Сложнее с символизмом Тарр. Прежде всего, определение символа, с сущностью которого сложно не согласиться: «Для обозначения языкового знака, или, точнее, того, что мы называем означающим, иногда пользуются словом символ. Применять его не вполне удобно именно в силу нашего первого принципа. Символ характеризуется тем, что он не до конца произволен; он не вполне пуст, в нем есть рудимент естественной связи между означающим и означаемым. Символ справедливости, весы, нельзя заменить чем попало – колесницей, например» (там же). Первый принцип – это принцип произвольности связи между означаемым и означающим («Связь, соединяющая означающее с означаемым, произвольна, или, иначе говоря, поскольку под знаком мы разумеем целое, вытекающее из ассоциации означающего и означаемого, мы можем сказать проще: языковой знак произволен») (Фердинанд де Соссюр «Курс общей лингвистики»). Не следует забывать, что пресловутая произвольность связи – это обозначение того, что любое звучащее слово могло бы обозначать любое понятие, то есть в звучании слова нет скрытого намёка на понятие, которое это слово обозначает. Однако, существуют такие спецзнаки (синяя мигалка, министерские номера), которые имеют связь не слишком произвольную, а точнее – совсем не произвольную, а однозначную. И такие спецзнаки де Соссюр называет символами – и у него получается, что все знаки – равны, но некоторые – равнее. Отчего такая несправедливость к знакам-несимволам – неясно и вряд ли уже выяснится. Но, если я произношу слово «весы», то лучше всего сразу думать о мраморной женщине с мечом и завязанными глазами, чем о живой торговке Одесского привоза, а фразу «Смерть пришла с косой» следует понимать не в смысле того, что у Смерти – хорошие длинные волосы.

Однозначность («не-вполне-пустота» связи) символа приводит к желанию кодирования, шифрования автором своего произведения – созданию взаимной игры со зрителем, который должен декодировать, расшифровать послание, чтобы его понять (у семиотиков всегда так: «Режиссер, киноактеры, авторы сценария, все создатели фильма что-то нам хотят сказать своим произведением. Их лента – это как бы письмо, послание зрителям. Но для того, чтобы понять послание, надо знать его язык» Ю.Лотман «Семиотика кино и проблемы киноэстетики»). Таким образом создаются символические системы – собственно символизм с голубками, белыми розами и чёрными жабами, символический сюрреализм в лице Сальвадора Дали с его кузнечиками, как символом страха перед кастрацией и пчёлами, как символом боли, и постмодерновый символизм Мэттью Барни, в котором символами масонского обряда предстают противогаз, здание «Крайслера» и лифт, наполняемый цементом. Рассмотрев столь выборочно и кратко генезис работы с символом различных авторов, можно отметить, что однозначная связь де Соссюра так сильно расшатывается, и если в системе символов у символистов можно было разобраться без каких-либо подсказок, по наитию (однако сложность символической системы алхимиков уже требовала подробного объяснения знакомого с этой системой), то символы Дали уже считывались более неоднозначно, и только его словоохотливость позволяла разобраться во всех этих осенних каннибализмах; символы Барни – символы, построенные на его личной мифологии и без объяснения Барни установить однозначную связь между означаемым «противогаз» и означающим «деперсонализирующие аспекты заводского труда» невозможно.

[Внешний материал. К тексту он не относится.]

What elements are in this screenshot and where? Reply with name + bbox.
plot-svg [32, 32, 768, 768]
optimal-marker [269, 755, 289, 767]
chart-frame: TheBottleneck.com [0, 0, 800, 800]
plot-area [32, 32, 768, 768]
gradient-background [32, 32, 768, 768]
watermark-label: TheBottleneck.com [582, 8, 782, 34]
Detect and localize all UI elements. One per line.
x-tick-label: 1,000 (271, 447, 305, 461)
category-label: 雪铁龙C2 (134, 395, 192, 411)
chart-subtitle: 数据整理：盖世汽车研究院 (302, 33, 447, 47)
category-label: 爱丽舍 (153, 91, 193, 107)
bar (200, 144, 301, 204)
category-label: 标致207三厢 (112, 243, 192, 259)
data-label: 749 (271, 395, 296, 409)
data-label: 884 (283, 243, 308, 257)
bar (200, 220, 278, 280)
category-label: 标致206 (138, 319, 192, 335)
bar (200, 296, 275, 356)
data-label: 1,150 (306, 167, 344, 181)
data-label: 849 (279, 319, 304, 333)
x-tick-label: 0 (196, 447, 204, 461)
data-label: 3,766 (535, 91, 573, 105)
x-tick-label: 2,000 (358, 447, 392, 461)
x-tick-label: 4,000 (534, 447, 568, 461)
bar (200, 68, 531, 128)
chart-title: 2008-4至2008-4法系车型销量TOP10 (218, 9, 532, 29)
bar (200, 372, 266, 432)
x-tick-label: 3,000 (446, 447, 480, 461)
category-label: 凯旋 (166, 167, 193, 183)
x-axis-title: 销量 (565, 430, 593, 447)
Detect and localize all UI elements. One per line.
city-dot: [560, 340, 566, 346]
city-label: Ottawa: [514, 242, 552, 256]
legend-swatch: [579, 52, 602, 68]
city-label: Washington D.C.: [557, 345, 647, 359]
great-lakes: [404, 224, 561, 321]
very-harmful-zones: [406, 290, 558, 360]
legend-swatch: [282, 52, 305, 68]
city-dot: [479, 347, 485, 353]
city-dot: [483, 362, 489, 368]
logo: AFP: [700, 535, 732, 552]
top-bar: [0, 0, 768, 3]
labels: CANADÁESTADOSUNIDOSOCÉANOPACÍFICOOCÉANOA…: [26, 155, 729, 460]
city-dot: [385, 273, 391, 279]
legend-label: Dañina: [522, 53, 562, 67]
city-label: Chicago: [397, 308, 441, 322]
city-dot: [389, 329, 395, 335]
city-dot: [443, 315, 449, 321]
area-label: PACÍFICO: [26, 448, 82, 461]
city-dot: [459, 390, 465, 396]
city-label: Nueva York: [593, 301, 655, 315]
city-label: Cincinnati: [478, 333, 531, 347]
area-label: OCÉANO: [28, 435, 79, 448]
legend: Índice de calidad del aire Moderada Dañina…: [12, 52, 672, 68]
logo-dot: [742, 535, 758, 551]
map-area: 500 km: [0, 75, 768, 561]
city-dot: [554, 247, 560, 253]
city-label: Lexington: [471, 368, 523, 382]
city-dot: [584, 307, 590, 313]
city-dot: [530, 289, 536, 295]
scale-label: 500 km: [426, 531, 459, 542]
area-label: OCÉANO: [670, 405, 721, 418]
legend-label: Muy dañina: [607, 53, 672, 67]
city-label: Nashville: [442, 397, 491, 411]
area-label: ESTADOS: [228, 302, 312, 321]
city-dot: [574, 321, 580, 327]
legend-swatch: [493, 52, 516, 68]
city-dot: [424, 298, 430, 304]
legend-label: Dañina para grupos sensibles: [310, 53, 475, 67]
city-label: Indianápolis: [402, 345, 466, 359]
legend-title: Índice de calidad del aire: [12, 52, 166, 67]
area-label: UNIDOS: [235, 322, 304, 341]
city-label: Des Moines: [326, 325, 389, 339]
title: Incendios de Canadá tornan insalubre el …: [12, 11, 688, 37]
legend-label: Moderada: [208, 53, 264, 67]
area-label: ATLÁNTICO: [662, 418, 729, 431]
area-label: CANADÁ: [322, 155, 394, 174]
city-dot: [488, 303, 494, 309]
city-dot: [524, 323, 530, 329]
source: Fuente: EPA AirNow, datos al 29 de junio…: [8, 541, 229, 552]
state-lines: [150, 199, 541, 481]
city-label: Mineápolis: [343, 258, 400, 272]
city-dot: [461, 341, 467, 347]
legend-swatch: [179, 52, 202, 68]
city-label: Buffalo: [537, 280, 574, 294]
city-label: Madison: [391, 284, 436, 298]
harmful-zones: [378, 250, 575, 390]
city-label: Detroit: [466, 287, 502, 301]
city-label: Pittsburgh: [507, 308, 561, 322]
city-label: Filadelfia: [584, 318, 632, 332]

Работа создания символов всегда концептуальна, не столько в смысле построения каких-либо концептов, а в смысле создания некоего мета-уровня, в котором хранятся шифроблокноты с ключами. Не зная мета-уровня символической системы произведения, расшифровать его смысл затруднительно или невозможно. Однако, зная ключ, творческий процесс исследования символической системы начинает напоминать бородатый анекдот, в котором мужики не рассказывают анекдоты, а называют их номера и после этого смеются. Незнакомый с этой системой мужик, наугад называет номер, но анекдот под этим номером оказывается несмешным и сальным. Опуская прелести упоительного процесса расшифровывания без ключа, чреватого ложным пониманием символической системы (шифр без ключа не расшифровывается – соответственно, шифр не прочитывается; третьего, ведущего к верному пониманию, не дано), в результате получается некая суррогатная замена полному пониманию символической системы, заявленной автором, явно ложная с позиции автора, но являющаяся продуктивным производством субъективности зрителя. То есть зритель осознаёт, что расшифровка не удалась (расшифровка невозможна), но результат процесса расшифровывания зрителя устраивает по причине удовлетворения личным производством субъективности.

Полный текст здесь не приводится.